To those just getting started in the hobby. There have been several times when I really wished I had a plunge router. When I was researching I found a lot of stuff that said not to worry about getting a plunge router. I guess it depends on what you want to do. If you want to make mortises with your router get a plunge router or make sure you have a table for it and even then a plunge router would be much better.


----------



## Thumper2004

How did you attach this router to the original table? Was it shop made or store bought? I am looking at making a table for mine and need some suggestions on how to mount it. Thanks!



> I just thought I d follow up on this review. It s been about a year and a half and this router is still working fine for me. I just recently put it in a grizzly table and it s been great.
> 
> I m thinking about getting a small trim router next since this one is now mounted in my table.
> 
> To those just getting started in the hobby. There have been several times when I really wished I had a plunge router. When I was researching I found a lot of stuff that said not to worry about getting a plunge router. I guess it depends on what you want to do. If you want to make mortises with your router get a plunge router or make sure you have a table for it and even then a plunge router would be much better.
> 
> 
> 
> 
> 
> 
> 
> 
> 
> 
> - TheLorax


----------



## Thumper2004

Also what size screws are needed to replace the short base plate screws?
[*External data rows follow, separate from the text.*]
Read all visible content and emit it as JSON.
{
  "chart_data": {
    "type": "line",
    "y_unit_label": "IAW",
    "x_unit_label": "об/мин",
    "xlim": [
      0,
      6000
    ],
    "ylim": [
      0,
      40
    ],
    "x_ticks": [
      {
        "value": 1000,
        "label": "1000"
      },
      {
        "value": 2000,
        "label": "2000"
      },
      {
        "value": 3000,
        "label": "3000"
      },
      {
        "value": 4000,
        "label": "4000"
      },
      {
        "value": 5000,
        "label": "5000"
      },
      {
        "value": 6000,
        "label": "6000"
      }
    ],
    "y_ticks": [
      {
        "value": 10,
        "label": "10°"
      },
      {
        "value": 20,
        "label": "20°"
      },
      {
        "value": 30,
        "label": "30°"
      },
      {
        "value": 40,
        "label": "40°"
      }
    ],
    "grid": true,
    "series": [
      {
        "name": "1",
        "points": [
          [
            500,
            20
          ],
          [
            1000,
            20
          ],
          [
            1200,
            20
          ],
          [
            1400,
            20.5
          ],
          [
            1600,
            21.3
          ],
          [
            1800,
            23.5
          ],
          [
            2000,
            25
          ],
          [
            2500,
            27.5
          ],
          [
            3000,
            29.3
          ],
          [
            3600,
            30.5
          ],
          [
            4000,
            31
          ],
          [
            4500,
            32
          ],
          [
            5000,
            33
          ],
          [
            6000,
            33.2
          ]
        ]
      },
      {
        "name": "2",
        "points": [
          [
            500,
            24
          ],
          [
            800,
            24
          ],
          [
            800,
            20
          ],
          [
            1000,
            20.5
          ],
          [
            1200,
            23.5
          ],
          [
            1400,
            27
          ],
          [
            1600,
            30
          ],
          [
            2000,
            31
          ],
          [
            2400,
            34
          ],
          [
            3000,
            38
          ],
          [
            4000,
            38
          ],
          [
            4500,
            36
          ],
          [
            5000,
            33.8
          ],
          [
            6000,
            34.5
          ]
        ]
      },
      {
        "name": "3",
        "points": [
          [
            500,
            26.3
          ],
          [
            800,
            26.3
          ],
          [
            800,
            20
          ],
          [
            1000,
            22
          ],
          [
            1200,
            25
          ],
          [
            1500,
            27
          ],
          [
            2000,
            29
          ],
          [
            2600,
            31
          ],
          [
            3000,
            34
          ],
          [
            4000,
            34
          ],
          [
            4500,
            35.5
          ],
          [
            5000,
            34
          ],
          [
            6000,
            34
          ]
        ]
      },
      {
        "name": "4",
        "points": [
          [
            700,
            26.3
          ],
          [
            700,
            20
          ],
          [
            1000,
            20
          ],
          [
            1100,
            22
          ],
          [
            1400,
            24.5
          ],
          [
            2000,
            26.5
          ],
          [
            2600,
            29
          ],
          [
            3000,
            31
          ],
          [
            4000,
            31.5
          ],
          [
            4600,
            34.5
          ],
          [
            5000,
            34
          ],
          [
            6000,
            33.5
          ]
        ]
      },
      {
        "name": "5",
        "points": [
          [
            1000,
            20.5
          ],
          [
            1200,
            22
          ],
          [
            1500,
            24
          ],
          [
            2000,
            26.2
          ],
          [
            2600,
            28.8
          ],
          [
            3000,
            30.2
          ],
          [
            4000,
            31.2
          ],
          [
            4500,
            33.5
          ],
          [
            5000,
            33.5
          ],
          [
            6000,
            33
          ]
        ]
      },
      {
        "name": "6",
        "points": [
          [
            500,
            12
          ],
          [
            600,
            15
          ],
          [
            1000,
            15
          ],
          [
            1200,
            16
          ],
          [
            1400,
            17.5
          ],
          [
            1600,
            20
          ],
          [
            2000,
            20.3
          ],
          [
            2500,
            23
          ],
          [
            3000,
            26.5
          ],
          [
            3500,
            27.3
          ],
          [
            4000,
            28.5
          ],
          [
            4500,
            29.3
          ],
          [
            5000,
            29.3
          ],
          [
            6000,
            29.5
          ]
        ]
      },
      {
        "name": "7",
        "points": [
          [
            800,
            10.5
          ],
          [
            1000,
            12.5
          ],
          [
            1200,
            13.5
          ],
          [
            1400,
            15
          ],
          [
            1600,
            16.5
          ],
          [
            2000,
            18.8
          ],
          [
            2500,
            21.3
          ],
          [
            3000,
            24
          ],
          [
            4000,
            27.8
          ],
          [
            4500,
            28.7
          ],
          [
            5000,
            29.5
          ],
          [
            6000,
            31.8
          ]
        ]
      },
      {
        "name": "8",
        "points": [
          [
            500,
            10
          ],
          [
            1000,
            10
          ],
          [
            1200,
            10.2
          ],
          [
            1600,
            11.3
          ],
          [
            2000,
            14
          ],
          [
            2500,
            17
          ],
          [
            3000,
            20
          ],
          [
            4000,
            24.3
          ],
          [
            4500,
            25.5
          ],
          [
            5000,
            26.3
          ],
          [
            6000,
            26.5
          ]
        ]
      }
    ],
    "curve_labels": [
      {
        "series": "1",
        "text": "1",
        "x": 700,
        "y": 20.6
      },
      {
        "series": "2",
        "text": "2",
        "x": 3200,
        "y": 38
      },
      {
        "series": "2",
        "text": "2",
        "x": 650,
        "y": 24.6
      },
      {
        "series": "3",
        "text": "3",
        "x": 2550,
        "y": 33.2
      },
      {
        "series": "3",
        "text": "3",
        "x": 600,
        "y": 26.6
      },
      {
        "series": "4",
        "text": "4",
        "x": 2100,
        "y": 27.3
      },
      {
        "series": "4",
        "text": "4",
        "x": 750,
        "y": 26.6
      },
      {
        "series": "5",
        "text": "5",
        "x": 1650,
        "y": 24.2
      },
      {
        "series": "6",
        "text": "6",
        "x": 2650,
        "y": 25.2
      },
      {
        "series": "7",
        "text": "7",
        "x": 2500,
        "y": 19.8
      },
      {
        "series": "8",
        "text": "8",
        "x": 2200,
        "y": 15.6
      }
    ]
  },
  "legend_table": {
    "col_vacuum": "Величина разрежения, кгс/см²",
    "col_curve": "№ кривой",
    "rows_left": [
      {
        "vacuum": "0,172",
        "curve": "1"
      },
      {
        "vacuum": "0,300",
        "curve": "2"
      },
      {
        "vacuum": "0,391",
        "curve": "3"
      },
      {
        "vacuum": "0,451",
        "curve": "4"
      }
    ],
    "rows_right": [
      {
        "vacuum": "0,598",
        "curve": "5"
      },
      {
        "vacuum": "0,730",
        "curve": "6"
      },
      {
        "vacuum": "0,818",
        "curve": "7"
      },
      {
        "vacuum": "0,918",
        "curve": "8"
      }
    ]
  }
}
> I just thought I d follow up on this review. It s been about a year and a half and this router is still working fine for me. I just recently put it in a grizzly table and it s been great.
> 
> I m thinking about getting a small trim router next since this one is now mounted in my table.
> 
> To those just getting started in the hobby. There have been several times when I really wished I had a plunge router. When I was researching I found a lot of stuff that said not to worry about getting a plunge router. I guess it depends on what you want to do. If you want to make mortises with your router get a plunge router or make sure you have a table for it and even then a plunge router would be much better.
> 
> 
> 
> 
> 
> 
> 
> 
> 
> 
> - TheLorax


----------



## TheLorax

Thumper I just screwed it into the plywood with the original screws if I remember correctly I think I had to recess the spot a bit with a drill bit.


----------